The film does present, however, discussions with two participants — although only briefly involved as graduate assistants, they reveal with unnerving casualness their lack of concern with the residue left by the experiment, and use its lofty goals to justify its dubious methodology. This attitude is all the more astonishing given many of the participants’ background as direct and indirect Holocaust victims of Nazi manipulations (the study leader, a distinguished psychoanalyst, and his associates, his funders, and the participating adoption agency were themselves mostly Jewish individuals and institutions).
The film skillfully weaves these personal and philosophical threads into an engrossing tapestry, building suspense by its sequential revelations, as first the brothers, then the adoptive parents, comprehend and contend with the issues involved, followed by the detective-like discovery of the shocking backstory.
But the documentary’s reportorial structure fails it as a documentary.
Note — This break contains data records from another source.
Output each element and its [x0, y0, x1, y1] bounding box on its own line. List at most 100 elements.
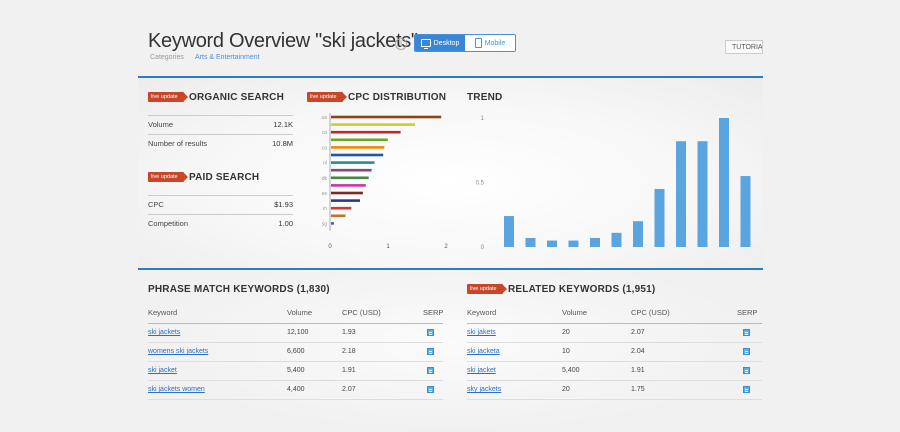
- serp-icon[interactable]: [743, 367, 750, 374]
- cpc-cell: 2.07: [342, 386, 356, 393]
- column-header-keyword: Keyword: [148, 308, 178, 317]
- cpc-cell: 1.91: [631, 367, 645, 374]
- serp-icon[interactable]: [427, 348, 434, 355]
- column-header-cpc: CPC (USD): [342, 308, 381, 317]
- phrase-match-heading: PHRASE MATCH KEYWORDS (1,830): [148, 284, 330, 295]
- x-tick-label: 0: [328, 244, 332, 250]
- keyword-link[interactable]: womens ski jackets: [148, 348, 209, 355]
- column-header-keyword: Keyword: [467, 308, 497, 317]
- tutorial-button[interactable]: TUTORIAL: [725, 40, 763, 54]
- mobile-label: Mobile: [484, 39, 506, 47]
- cpc-bar: [331, 138, 388, 142]
- stat-value: 1.00: [278, 219, 293, 228]
- x-tick-label: 1: [386, 244, 390, 250]
- cpc-bar: [331, 176, 369, 180]
- cpc-bar: [331, 184, 366, 187]
- y-tick-label: 0.5: [476, 181, 485, 187]
- volume-cell: 10: [562, 348, 570, 355]
- divider: [467, 342, 762, 343]
- trend-bar: [525, 237, 536, 247]
- trend-bar: [676, 141, 686, 247]
- column-header-serp: SERP: [423, 308, 444, 317]
- device-toggle: Desktop Mobile: [414, 34, 516, 52]
- serp-icon[interactable]: [743, 329, 750, 336]
- cpc-cell: 2.18: [342, 348, 356, 355]
- trend-bar: [590, 237, 600, 247]
- cpc-cell: 1.91: [342, 367, 356, 374]
- tables-panel-bg: [138, 270, 763, 432]
- country-label: ca: [322, 145, 328, 151]
- divider: [148, 342, 443, 343]
- column-header-cpc: CPC (USD): [631, 308, 670, 317]
- cpc-bar: [331, 115, 442, 119]
- organic-search-heading: ORGANIC SEARCH: [189, 92, 285, 103]
- stat-label: CPC: [148, 200, 164, 209]
- page-title: Keyword Overview "ski jackets": [148, 30, 418, 52]
- cpc-bar: [331, 168, 372, 172]
- divider: [148, 380, 443, 381]
- divider: [148, 195, 293, 196]
- cpc-bar: [331, 199, 360, 202]
- live-update-badge: live update: [148, 172, 188, 182]
- keyword-link[interactable]: ski jacket: [467, 367, 496, 374]
- related-keywords-heading: RELATED KEYWORDS (1,951): [508, 284, 656, 295]
- live-update-badge: live update: [467, 284, 507, 294]
- category-link[interactable]: Arts & Entertainment: [195, 54, 260, 61]
- keyword-link[interactable]: ski jackets: [148, 329, 181, 336]
- keyword-link[interactable]: sky jackets: [467, 386, 502, 393]
- keyword-link[interactable]: ski jakets: [467, 329, 496, 336]
- paid-search-heading: PAID SEARCH: [189, 172, 260, 183]
- trend-bar: [697, 141, 708, 247]
- desktop-button[interactable]: Desktop: [415, 35, 465, 51]
- categories-label: Categories: [150, 54, 184, 61]
- divider: [467, 323, 762, 324]
- keyword-link[interactable]: ski jacket: [148, 367, 177, 374]
- volume-cell: 6,600: [287, 348, 305, 355]
- divider: [467, 380, 762, 381]
- cpc-bar: [331, 191, 363, 195]
- country-label: es: [322, 191, 328, 197]
- country-label: in: [323, 206, 327, 212]
- trend-bar: [633, 221, 643, 247]
- stat-label: Volume: [148, 120, 174, 129]
- trend-chart: 00.51: [476, 116, 751, 251]
- middle-divider: [138, 268, 763, 270]
- cpc-bar: [331, 123, 416, 126]
- keyword-link[interactable]: ski jackets women: [148, 386, 205, 393]
- cpc-cell: 1.75: [631, 386, 645, 393]
- trend-bar: [504, 216, 514, 247]
- trend-bar: [719, 118, 729, 247]
- x-tick-label: 2: [444, 244, 448, 250]
- volume-cell: 4,400: [287, 386, 305, 393]
- divider: [148, 361, 443, 362]
- live-update-badge: live update: [148, 92, 188, 102]
- stat-value: 12.1K: [273, 120, 293, 129]
- cpc-distribution-heading: CPC DISTRIBUTION: [348, 92, 447, 103]
- serp-icon[interactable]: [427, 367, 434, 374]
- trend-bar: [740, 176, 751, 247]
- phone-icon: [474, 38, 482, 48]
- cpc-bar: [331, 153, 384, 157]
- trend-bar: [611, 232, 622, 247]
- trend-heading: TREND: [467, 92, 503, 103]
- y-tick-label: 0: [481, 245, 485, 251]
- info-icon[interactable]: i: [395, 38, 407, 50]
- stat-value: 10.8M: [272, 139, 293, 148]
- mobile-button[interactable]: Mobile: [465, 35, 515, 51]
- keyword-link[interactable]: ski jacketa: [467, 348, 500, 355]
- country-label: sg: [322, 221, 328, 227]
- country-label: us: [322, 115, 328, 121]
- serp-icon[interactable]: [427, 329, 434, 336]
- top-divider: [138, 76, 763, 78]
- country-label: nl: [323, 161, 327, 167]
- trend-bar: [547, 240, 557, 247]
- serp-icon[interactable]: [743, 348, 750, 355]
- stat-value: $1.93: [274, 200, 293, 209]
- serp-icon[interactable]: [427, 386, 434, 393]
- cpc-bar: [331, 222, 334, 225]
- column-header-serp: SERP: [737, 308, 758, 317]
- serp-icon[interactable]: [743, 386, 750, 393]
- cpc-bar: [331, 146, 385, 149]
- desktop-label: Desktop: [433, 39, 460, 47]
Its story-telling need to have a beginning, middle, and end leads to a final return to the topic of one brother’s suicide, searching for a cause where one may not readily exist. Discussions with surviving brothers and relatives speculate on a sometimes-rocky parental relationship, culminating in a painful “60 Minutes”-like interview in which the adoptive father is pressed to admit potential fault as a remote disciplinarian.
Given the film’s careful structuring up to now of both sides of the heredity/context conundrum, this final coda is a jarring shift. Whether the home environment was contributing or not, to assert it as the primary cause of an essentially irrational act feels as if the filmmaker Wardle is putting his thumb squarely on the scales for nurture (in this case, a lack of it) versus nature (potential mental illness) — falling back on his own opinion to answer the unanswerable question of cause and effect.
All in all, however, the careful structure and cumulative drama of the revelations provides ample reason to enjoy this beautifully crafted film, even though one is left with the realization that the question of genetics versus environment will always be unresolved — like the original conception of the triplets themselves, mysterious and miraculous.